La crise du Moyen-Orient est également celle de l’Europe
Nous vivons dans une ère de sentimentalité et de brutalité, peu différente de celle de la Grande-Bretagne victorienne ou de la Russie tsariste. Pour entendre la dernière dose de sentimentalité en date, n’allez pas plus loin que les propos de Bob Geldof, qui a apporté une « réponse personnelle » à la crise des réfugiés syriens en proposant d’ouvrir les portes de ses propriétés à Londres et dans le Kent, ou que ceux de Bono, qui, en ne s’appuyant sur rien, a affirmé que quelque chose d’incroyable était en train de se passer en Europe. Peut-être que Lenny Henry pourrait se joindre à eux en organisant un gala de bienfaisance. Peut-être aussi qu’Angelina Jolie pourrait adopter un enfant. Les tabloïds allemands adoreraient, eux qui viennent de publier un guide « Bienvenue à Berlin » en arabe.
Quant à la brutalité, il n’en existe pas de garants plus fiables qu’au 10 Downing Street (soit dit en passant, il était peu probable que Geldof et Bono manifestent dans les rues lors de la visite à Londres du Premier ministre israélien Benjamin Netanyahou jeudi dernier).
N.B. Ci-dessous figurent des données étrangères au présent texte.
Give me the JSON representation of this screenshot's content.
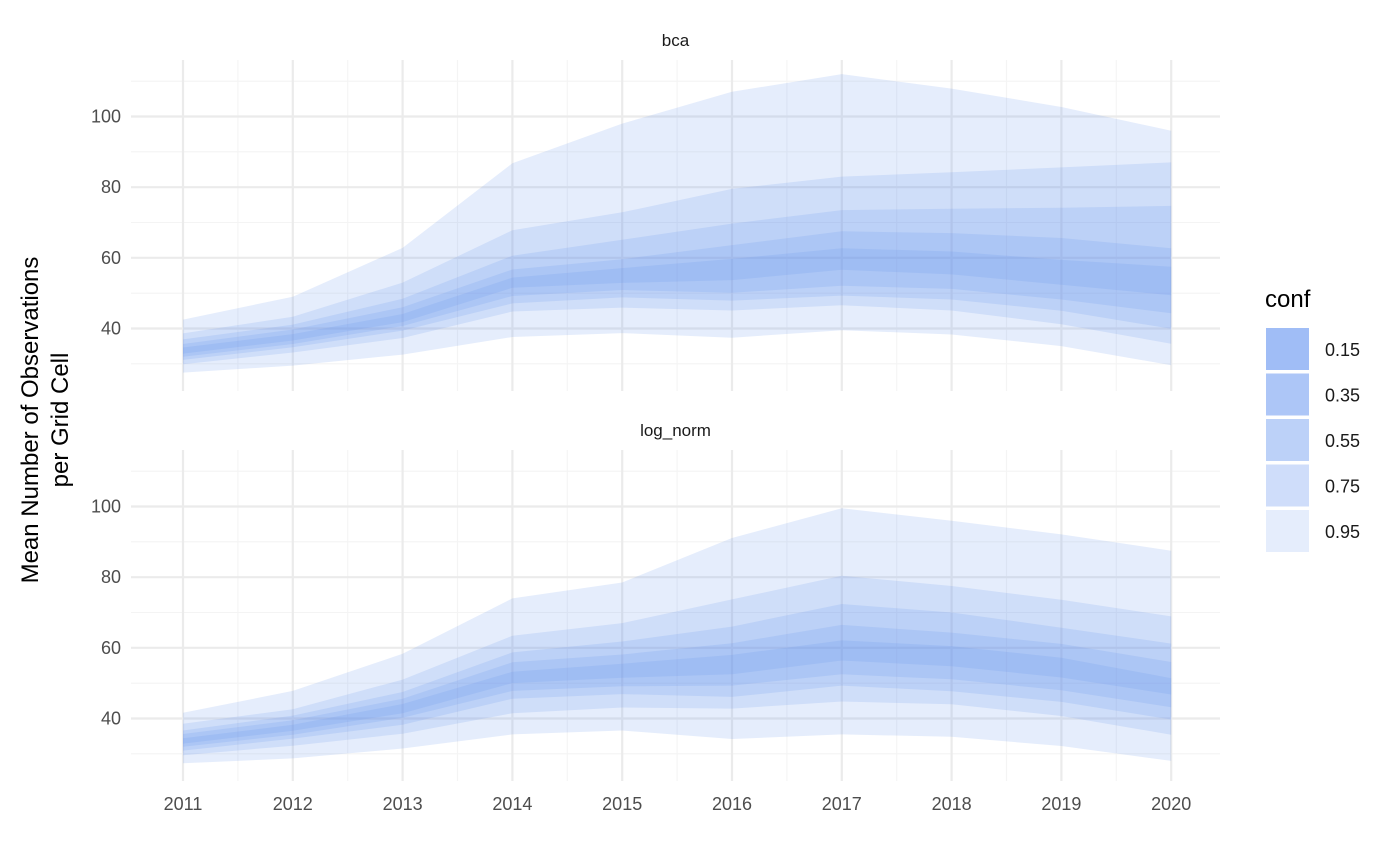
{
  "chart_data": {
    "type": "area",
    "ylabel_lines": [
      "Mean Number of Observations",
      "per Grid Cell"
    ],
    "xlabel": "",
    "x": [
      2011,
      2012,
      2013,
      2014,
      2015,
      2016,
      2017,
      2018,
      2019,
      2020
    ],
    "x_ticks": [
      "2011",
      "2012",
      "2013",
      "2014",
      "2015",
      "2016",
      "2017",
      "2018",
      "2019",
      "2020"
    ],
    "y_ticks": [
      40,
      60,
      80,
      100
    ],
    "y_tick_labels": [
      "40",
      "60",
      "80",
      "100"
    ],
    "ylim": [
      22.3,
      116
    ],
    "grid": true,
    "band_color": "#5b8def",
    "legend": {
      "title": "conf",
      "position": "right",
      "entries": [
        "0.15",
        "0.35",
        "0.55",
        "0.75",
        "0.95"
      ]
    },
    "panels": [
      {
        "title": "bca",
        "bands": [
          {
            "conf": "0.15",
            "lower": [
              32.9,
              36.6,
              41.8,
              51.5,
              52.9,
              53.7,
              56.6,
              55.3,
              52.4,
              49.4
            ],
            "upper": [
              34.6,
              38.4,
              44.1,
              54.4,
              57.1,
              59.7,
              62.7,
              61.8,
              59.4,
              57.5
            ]
          },
          {
            "conf": "0.35",
            "lower": [
              32.0,
              35.6,
              40.7,
              49.2,
              50.9,
              50.1,
              52.1,
              51.2,
              48.2,
              44.3
            ],
            "upper": [
              35.6,
              39.7,
              46.0,
              56.7,
              59.6,
              63.6,
              67.5,
              67.0,
              65.6,
              62.7
            ]
          },
          {
            "conf": "0.55",
            "lower": [
              31.1,
              34.7,
              39.4,
              47.1,
              48.8,
              47.9,
              49.3,
              48.2,
              45.0,
              39.9
            ],
            "upper": [
              36.9,
              41.1,
              48.4,
              60.6,
              65.1,
              69.7,
              73.5,
              73.9,
              74.2,
              74.7
            ]
          },
          {
            "conf": "0.75",
            "lower": [
              29.9,
              33.2,
              37.3,
              44.8,
              45.9,
              45.1,
              46.6,
              45.1,
              41.2,
              35.7
            ],
            "upper": [
              38.6,
              43.3,
              53.0,
              67.8,
              72.9,
              79.5,
              83.0,
              84.2,
              85.6,
              87.0
            ]
          },
          {
            "conf": "0.95",
            "lower": [
              27.5,
              29.5,
              32.6,
              37.6,
              38.7,
              37.4,
              39.5,
              38.3,
              35.0,
              29.6
            ],
            "upper": [
              42.5,
              49.0,
              62.8,
              86.8,
              98.0,
              107.0,
              112.0,
              107.9,
              102.7,
              96.0
            ]
          }
        ]
      },
      {
        "title": "log_norm",
        "bands": [
          {
            "conf": "0.15",
            "lower": [
              32.9,
              36.5,
              41.5,
              50.0,
              51.5,
              52.5,
              56.4,
              54.8,
              51.6,
              46.8
            ],
            "upper": [
              34.4,
              38.2,
              44.1,
              53.2,
              55.5,
              58.0,
              62.1,
              60.5,
              57.2,
              51.4
            ]
          },
          {
            "conf": "0.35",
            "lower": [
              32.0,
              35.4,
              40.2,
              47.8,
              49.1,
              49.3,
              52.5,
              51.1,
              48.0,
              43.2
            ],
            "upper": [
              35.6,
              39.5,
              45.6,
              55.9,
              58.1,
              61.3,
              66.5,
              64.3,
              61.1,
              56.0
            ]
          },
          {
            "conf": "0.55",
            "lower": [
              30.9,
              34.3,
              38.2,
              45.6,
              46.9,
              46.1,
              49.3,
              47.7,
              44.7,
              39.7
            ],
            "upper": [
              36.6,
              40.8,
              47.5,
              58.7,
              61.8,
              66.0,
              72.4,
              70.0,
              65.7,
              61.2
            ]
          },
          {
            "conf": "0.75",
            "lower": [
              29.6,
              32.3,
              35.7,
              41.5,
              43.1,
              42.8,
              44.8,
              44.0,
              40.7,
              35.4
            ],
            "upper": [
              38.5,
              42.6,
              51.0,
              63.4,
              67.0,
              73.7,
              80.4,
              77.5,
              73.6,
              68.9
            ]
          },
          {
            "conf": "0.95",
            "lower": [
              27.3,
              28.7,
              31.5,
              35.5,
              36.6,
              34.2,
              35.5,
              34.8,
              32.2,
              28.0
            ],
            "upper": [
              41.6,
              47.8,
              58.3,
              74.0,
              78.5,
              91.1,
              99.5,
              96.0,
              92.1,
              87.5
            ]
          }
        ]
      }
    ]
  }
}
La réponse de David Cameron à la crise des réfugiés est d’en accepter 4 000 par an pour les cinq prochaines années et d’annoncer que des frappes de drones ont tué deux Britanniques en Syrie. Tout comme François Hollande, il meurt d’envie de lancer une campagne aérienne contre l’État islamique, comme si le groupe militant était la cause fondamentale du flux de réfugiés.
Je reconnais que la preuve est un outil utilisé par intermittence pour envoyer un drone. Les meilleures conjectures (ce qu’un voisin a chuchoté à un autre, ce que la cible semblait détenir à 150 mètres de distance) sont toutes des paris plus sûrs. Cependant, même ainsi, le lien entre ce qui est arrivé au petit Aylan Kurdi et l’État islamique m’échappe.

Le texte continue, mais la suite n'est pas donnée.